Une fois de plus, je ne vous raconterai pas la fin, parce qu’elle est donc prévisible et que ce n’est pas plus mal. C’est une jolie histoire. Un film tendre et touchant, mais sans plus. Pas de grandes surprises, des images on ne peut plus simples -mais somme toute jolies- de la Nouvelle-Orléans. En fait, on voit plutôt la version « décor intérieur » de cet état, pour la majeure partie du film! Mais la longue scène du début, où Travolta traverse presque l’État au complet, à pieds, est vraiment belle et nous montre plusieurs jolies maisons et paysages typiques (tels qu’on les imagine, d’ailleurs, quand on n’y est jamais allée!).
La mise en scène est très classique. L’intérêt premier résidant, comme j’en faisais mention, dans les acteurs et les personnages qu’ils jouent (leurs prestations). Leurs simplicité (dans tous les sens du terme), leur côté authentique, leurs vies sobres mais remplies d’émotions (les vraies!), de musique et de rapports humains.
Réal.: Shainee Gabel, É.U., 2004.

Trois petits chats (Justine B.)

Non, je ne crois pas que vous la connaissez, et ce n’est pas très grave en fait. Justine est ma nièce et c’est également une petite fille formidable, enjouée et tellement coquine.
Comme je fais présentement office de mère-par-intérim, j’ai accès et j’ai donc droit, régulièrement, à de petites histoires farfelues, jeux de mots accidentels -mais non moins délicieux- et autres perles d’enfant. Rien que pour ça, moi, ça me ravit au plus haut point! Il y a bien sûr d’autres raisons, mais je m’en tiendrai donc à l’essentiel de mon propos, la chanson en question.

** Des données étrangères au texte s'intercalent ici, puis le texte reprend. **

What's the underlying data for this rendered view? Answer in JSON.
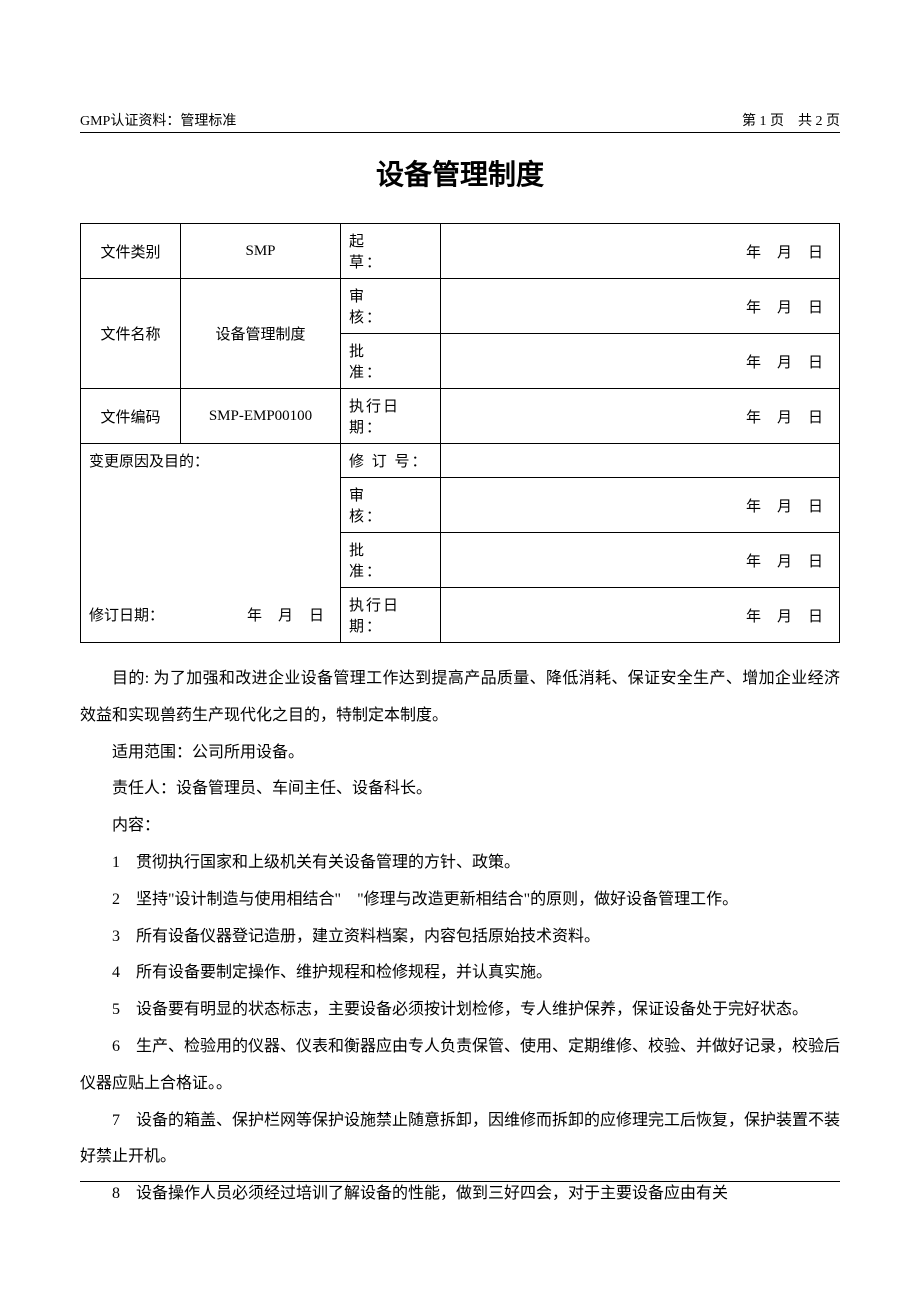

Dimanche, on est en train de jouer ensemble et Justine, la volubile nièce (qui a de qui tenir, apparemment!?!), fait semblant d’être une maman et joue avec ses toutous, en fredonnant distraitement et nonchalemment la chanson «Trois ptits chats». Vous connaissez? Une longue suite de rimes et d’enchaînements de mots.
Ça commence comme ça: (vous l’aurez deviné!):
«Trois ptits chats, trois ptits chats, trois ptits chats, chats, chats,
chapeau d’paill-e, chapeau d’paill-e, chapeau d’paille, paille, paille.
Pailla-sson, pailla-sson, pailla-sson, son, son…».
Et etc. Vous comprenez le principe, ou vous connaissez la chanson.
Mais la version de Justine est un peu différente de l’originale.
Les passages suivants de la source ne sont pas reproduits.